Metropolitan News-Enterprise

 

Friday, February 8, 2013

 

Page 3

 

O’Connell Nomination Held Over by Judiciary Committee

 

By a MetNews Staff Writer

 

Los Angeles Superior Court Judge Beverly Reid O’Connell was among 15 potential federal judicial appointees whose nominations were held over yesterday by the Senate Judiciary Committee.

Sources said the committee approved three appeals court nominees, while putting over 11 district court, two Court of Appeals, and two Court of International Trade nominees for votes next week.

Approved yesterday were Richard Taranto for the Federal Circuit, Robert Bacharach for the Tenth Circuit, and William Kayatta Jr. for the First Circuit, although Sen. Jeff Sessions, R-Ala., asked to be recorded as voting no on Kayatta, the Blog of Legal Times reported.

O’Connell, nominated to be a district judge for the Central District of California, was an assistant U.S. attorney in the district at the time of her appointment to the Superior Court in 2005 by then-Gov. Arnold Schwarzenegger. She had been with that office for 10 years, after having spent five years at the law firm of Morrison & Foerster.

O’Connell received her law degree from Pepperdine University in 1990.

For a five-month stint in 2010 and 2011, she sat, under assignment, as a pro tem on Div. Eight of this district’s Court of Appeal. She became supervising judge of the North Valley District Jan. 1. She has also served on the Superior Court’s Executive Committee.
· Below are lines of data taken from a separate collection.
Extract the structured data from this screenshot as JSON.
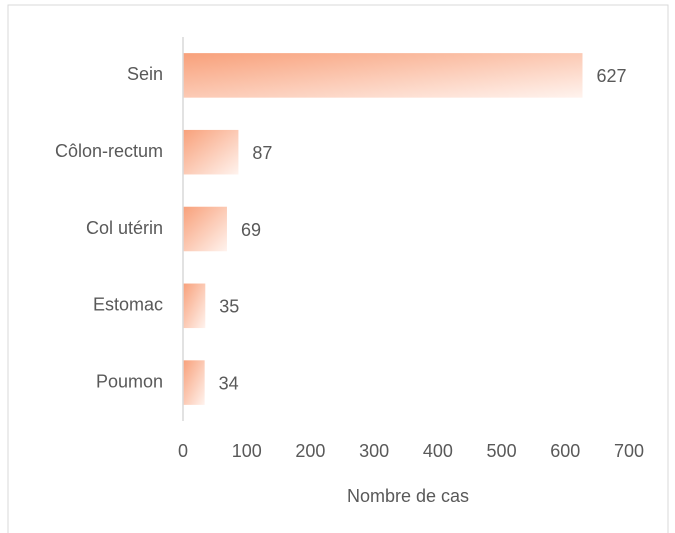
{
  "chart_data": {
    "type": "bar",
    "orientation": "horizontal",
    "categories": [
      "Sein",
      "Côlon-rectum",
      "Col utérin",
      "Estomac",
      "Poumon"
    ],
    "values": [
      627,
      87,
      69,
      35,
      34
    ],
    "color": "#f8a07a",
    "x_label": "Nombre de cas",
    "xlim": [
      0,
      700
    ],
    "xticks": [
      0,
      100,
      200,
      300,
      400,
      500,
      600,
      700
    ],
    "grid": false
  }
}
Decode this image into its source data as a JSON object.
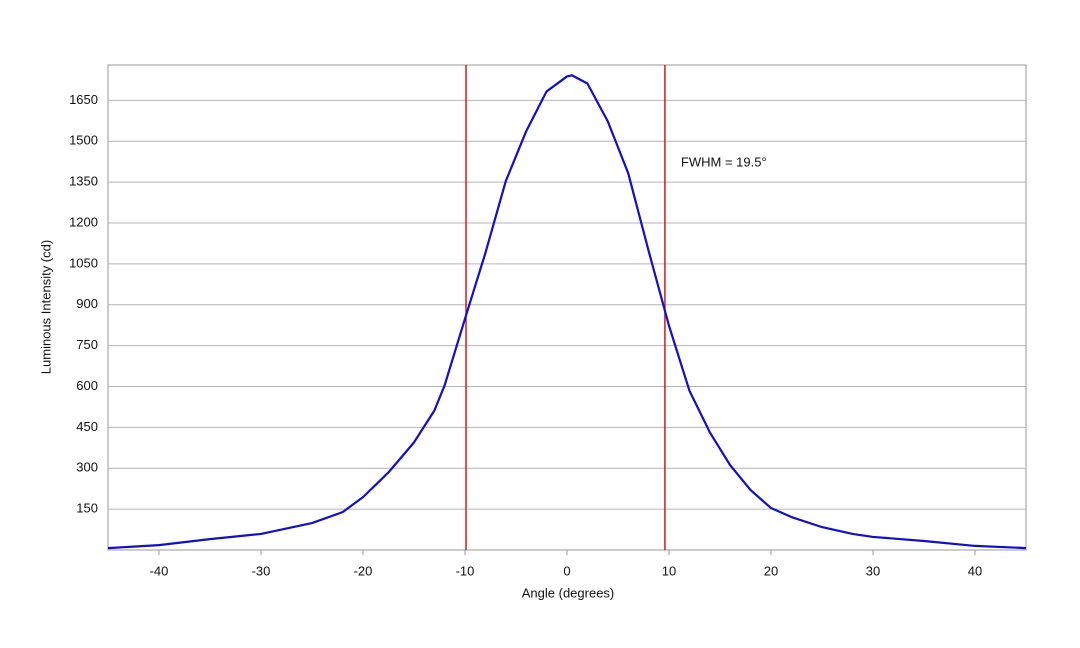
{
  "chart_data": {
    "type": "line",
    "xlabel": "Angle (degrees)",
    "ylabel": "Luminous Intensity (cd)",
    "x": [
      -45,
      -40,
      -35,
      -30,
      -25,
      -22,
      -20,
      -17.5,
      -15,
      -13,
      -12,
      -10,
      -8,
      -6,
      -4,
      -2,
      0,
      0.5,
      2,
      4,
      6,
      8,
      10,
      12,
      14,
      16,
      18,
      20,
      22,
      25,
      28,
      30,
      35,
      40,
      45
    ],
    "values": [
      7,
      18,
      40,
      59,
      99,
      139,
      194,
      285,
      395,
      512,
      604,
      849,
      1090,
      1354,
      1537,
      1683,
      1738,
      1742,
      1712,
      1573,
      1383,
      1098,
      823,
      585,
      432,
      311,
      220,
      154,
      121,
      84,
      59,
      48,
      33,
      15,
      7
    ],
    "color": "#1010cc",
    "vlines": [
      -9.9,
      9.6
    ],
    "vline_color": "#d81818",
    "annotation": "FWHM = 19.5°",
    "xlim": [
      -45,
      45
    ],
    "xticks": [
      -40,
      -30,
      -20,
      -10,
      0,
      10,
      20,
      30,
      40
    ],
    "ylim": [
      0,
      1780
    ],
    "yticks": [
      150,
      300,
      450,
      600,
      750,
      900,
      1050,
      1200,
      1350,
      1500,
      1650
    ],
    "grid": true
  }
}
O’Connell received the highest possible rating, “Well Qualified” from the American Bar Association prior to her confirmation hearing Dec. 12.
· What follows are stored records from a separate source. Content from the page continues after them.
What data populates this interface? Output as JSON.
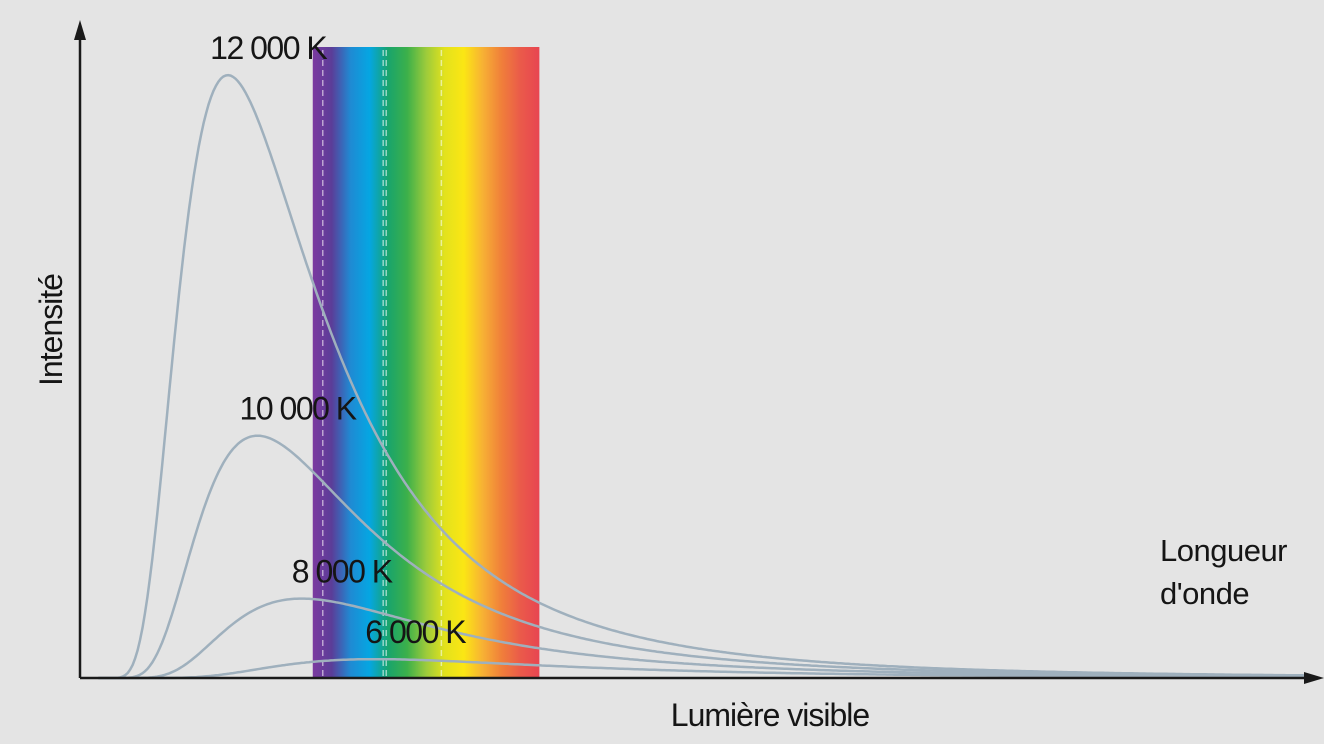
{
  "chart_data": {
    "type": "line",
    "title": "",
    "xlabel": "Longueur d'onde",
    "ylabel": "Intensité",
    "xlabel_lines": [
      "Longueur",
      "d'onde"
    ],
    "band_label": "Lumière visible",
    "x_units": "nm",
    "x_range": [
      0,
      2000
    ],
    "y_range": [
      0,
      1.05
    ],
    "grid": false,
    "legend": "none",
    "visible_band": [
      380,
      750
    ],
    "band_dividers": [
      380,
      495,
      500,
      590
    ],
    "series": [
      {
        "name": "12 000 K",
        "temperature": 12000,
        "color": "#9fb0bd"
      },
      {
        "name": "10 000 K",
        "temperature": 10000,
        "color": "#9fb0bd"
      },
      {
        "name": "8 000 K",
        "temperature": 8000,
        "color": "#9fb0bd"
      },
      {
        "name": "6 000 K",
        "temperature": 6000,
        "color": "#9fb0bd"
      }
    ],
    "spectrum_colors": [
      "#7b3aa0",
      "#5b3d98",
      "#1f8ad3",
      "#05a6e2",
      "#19a46c",
      "#3cb04a",
      "#9ccb3b",
      "#e3e21c",
      "#fbe614",
      "#f7b134",
      "#f07f3a",
      "#ea5a4a",
      "#e84551"
    ]
  },
  "background_color": "#e4e4e4",
  "axis_color": "#1a1a1a"
}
Held over yesterday, along with O’Connell were circuit judge nominees Patty Shwartz for the Third Circuit and Caitlin Halligan for the District of Columbia Circuit, district court nominees Pamela Ki Mai Chen, Eastern District of New York; Analisa Torres and Katherine Polk Failla, Southern District of New York; Andrew Patrick Gordon, District of Nevada; Ketanji Brown Jackson, District of Columbia; Raymond P. Moore, District of Colorado; Troy L. Nunley, Eastern District of California; and Derrick Kahala Watson, District of Hawaii; and Mark A. Barnett and Claire R. Kelly, nominated to the U.S. Court of International Trade.

The 15 are among 33 previous nominees whose nominations died when Congress adjourned in January and were promptly renominated by President Obama.

Halligan’s previous nomination was blocked by a Republican filibuster—Lisa Murkowski of Alaska was the only Republican to vote for cloture—largely targeting her work as New York solicitor general, including her involvement in a suit against gun manufacturers.